Here's a little refactoring that tries to stay close as possible to the OP idea while avoiding unnecessary classes
Application = QApplication(sys.argv)
class TabWindow(QWidget):
def __init__(self):
super().__init__()
self.tabs = Tabs()
# Layout #
Layout = QVBoxLayout()
Layout.addWidget(self.tabs)
self.setLayout(Layout)
self.show()
def AddTab(self, Widget, Name, Button=None):
self.tabs.AddTab(Widget, Name, Button)
class Tabs(QWidget):
def __init__(self):
super().__init__()
self.buttons = []
self.tabs = QTabWidget()
# Buttons bar layout #
self.barLayout = QHBoxLayout()
# Window layout #
Layout = QVBoxLayout()
Layout.addLayout(self.barLayout)
Layout.addWidget(self.tabs)
self.setLayout(Layout)
# Sets up a new tab with its button
# and connects the click to ChangeIndex()
def AddTab(self, Widget, Name, Button=None):
self.tabs.addTab(Widget, Name)
# Uses QPushButton by default, but can be replaced
# by providing any instance of QAbstractButton
if Button is None:
Button = QPushButton(Name)
index = len(self.buttons)
Button.clicked.connect(lambda: self.ChangeIndex(index))
self.buttons.append(Button)
self.barLayout.addWidget(Button)
def ChangeIndex(self, Input):
self.tabs.setCurrentIndex(Input)
print(self.tabs.currentIndex()) # <-- Prints Correctly
InstanceWindow = TabWindow()
# Tabs #
InstanceWindow.AddTab(QLabel('This Is The Orders Page'), 'Orders')
InstanceWindow.AddTab(QLabel('This Is The History Page'), 'History')

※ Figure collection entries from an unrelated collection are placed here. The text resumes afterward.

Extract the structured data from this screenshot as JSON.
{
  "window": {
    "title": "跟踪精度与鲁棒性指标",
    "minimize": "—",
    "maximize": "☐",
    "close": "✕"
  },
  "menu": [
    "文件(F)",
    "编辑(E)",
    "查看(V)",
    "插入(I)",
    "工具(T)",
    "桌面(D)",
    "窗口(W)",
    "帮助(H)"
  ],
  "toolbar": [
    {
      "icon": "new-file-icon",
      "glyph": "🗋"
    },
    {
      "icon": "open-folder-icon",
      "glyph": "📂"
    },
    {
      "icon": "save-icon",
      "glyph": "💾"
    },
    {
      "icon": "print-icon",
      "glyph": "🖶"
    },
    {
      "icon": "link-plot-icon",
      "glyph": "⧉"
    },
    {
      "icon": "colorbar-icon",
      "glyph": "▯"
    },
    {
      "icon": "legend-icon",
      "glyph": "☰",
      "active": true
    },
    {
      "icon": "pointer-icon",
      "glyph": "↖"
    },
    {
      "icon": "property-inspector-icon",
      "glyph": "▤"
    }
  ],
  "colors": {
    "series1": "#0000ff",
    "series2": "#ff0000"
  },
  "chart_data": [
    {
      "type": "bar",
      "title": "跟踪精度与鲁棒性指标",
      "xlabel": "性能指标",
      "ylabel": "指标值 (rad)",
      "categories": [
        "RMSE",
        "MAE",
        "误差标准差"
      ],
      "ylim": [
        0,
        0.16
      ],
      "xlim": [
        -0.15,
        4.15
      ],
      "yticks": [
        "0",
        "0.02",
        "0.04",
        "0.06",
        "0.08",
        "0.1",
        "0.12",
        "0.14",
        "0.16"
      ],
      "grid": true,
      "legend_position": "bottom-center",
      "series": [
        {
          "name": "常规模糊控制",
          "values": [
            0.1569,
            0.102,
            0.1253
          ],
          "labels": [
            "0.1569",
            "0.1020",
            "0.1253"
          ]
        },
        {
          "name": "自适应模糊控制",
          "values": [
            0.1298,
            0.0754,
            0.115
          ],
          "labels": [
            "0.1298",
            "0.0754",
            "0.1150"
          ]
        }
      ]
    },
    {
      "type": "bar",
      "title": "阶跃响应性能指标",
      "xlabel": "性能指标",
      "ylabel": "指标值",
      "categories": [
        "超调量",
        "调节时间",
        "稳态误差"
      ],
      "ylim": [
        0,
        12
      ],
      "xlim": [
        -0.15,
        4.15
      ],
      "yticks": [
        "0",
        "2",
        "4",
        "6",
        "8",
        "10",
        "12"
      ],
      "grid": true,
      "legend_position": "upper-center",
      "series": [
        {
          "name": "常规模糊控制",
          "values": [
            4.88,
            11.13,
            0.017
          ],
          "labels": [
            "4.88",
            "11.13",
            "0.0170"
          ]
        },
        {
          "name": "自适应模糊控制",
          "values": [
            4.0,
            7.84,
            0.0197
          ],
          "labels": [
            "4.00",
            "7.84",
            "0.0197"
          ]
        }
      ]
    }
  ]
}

sys.exit(Application.exec_())
Upvotes: 1
Reputation: 243897
The main problem is that you are thinking that doing "X()" will always create the same class object and that is false (unless you have implemented a singleton). In addition, the idea is to create objects that have a limited scope and that share information through signals as if it were a black box where there are only inputs and outputs and what is inside does not matter. Considering the above, a possible solution is:
from enum import IntEnum
import sys
from PyQt5.QtCore import pyqtSignal
from PyQt5.QtWidgets import (
QApplication,
QHBoxLayout,
QLabel,
QPushButton,
QTabWidget,
QVBoxLayout,
QWidget,
)
class Page(IntEnum):
OrderPage = 0
HistoryPage = 1
class Button(QPushButton):
pageChanged = pyqtSignal(Page)
def __init__(self, text, page, parent=None):
super().__init__(parent)
self._page = page
self.setText(text)
self.clicked.connect(self.handle_clicked)
@property
def page(self):
return self._page
def handle_clicked(self):
self.pageChanged.emit(self.page)
class ButtonsContainer(QWidget):
pageChanged = pyqtSignal(Page)
def __init__(self, parent=None):
super().__init__(parent)
lay = QHBoxLayout(self)
def add_button(self, text, page):
button = Button(text, page)
button.pageChanged.connect(self.pageChanged)
self.layout().addWidget(button)
class Tabs(QTabWidget):
def __init__(self, parent=None):
super().__init__(parent)
self.addTab(QLabel("This Is The Orders Page"), "Orders")
self.addTab(QLabel("This Is The History Page"), "History")
def change_page(self, page):
self.setCurrentIndex(page)
class Window(QWidget):
def __init__(self, parent=None):
super().__init__(parent)
button_container = ButtonsContainer()
button_container.add_button("Orders", Page.OrderPage)
button_container.add_button("History", Page.HistoryPage)
tabs = Tabs()
button_container.pageChanged.connect(tabs.change_page)
layout = QVBoxLayout(self)
layout.addWidget(button_container)
layout.addWidget(tabs)
def main():
app = QApplication(sys.argv)
view = Window()
view.show()
sys.exit(app.exec_())
if __name__ == "__main__":
main()
For example, in my previous code, each button is associated with each page, and when it is clicked, it sends the page that is received by the ButtonsContainer class, and the latter transmits it to the QTabWidget. So you could add more buttons for more pages without changing anything.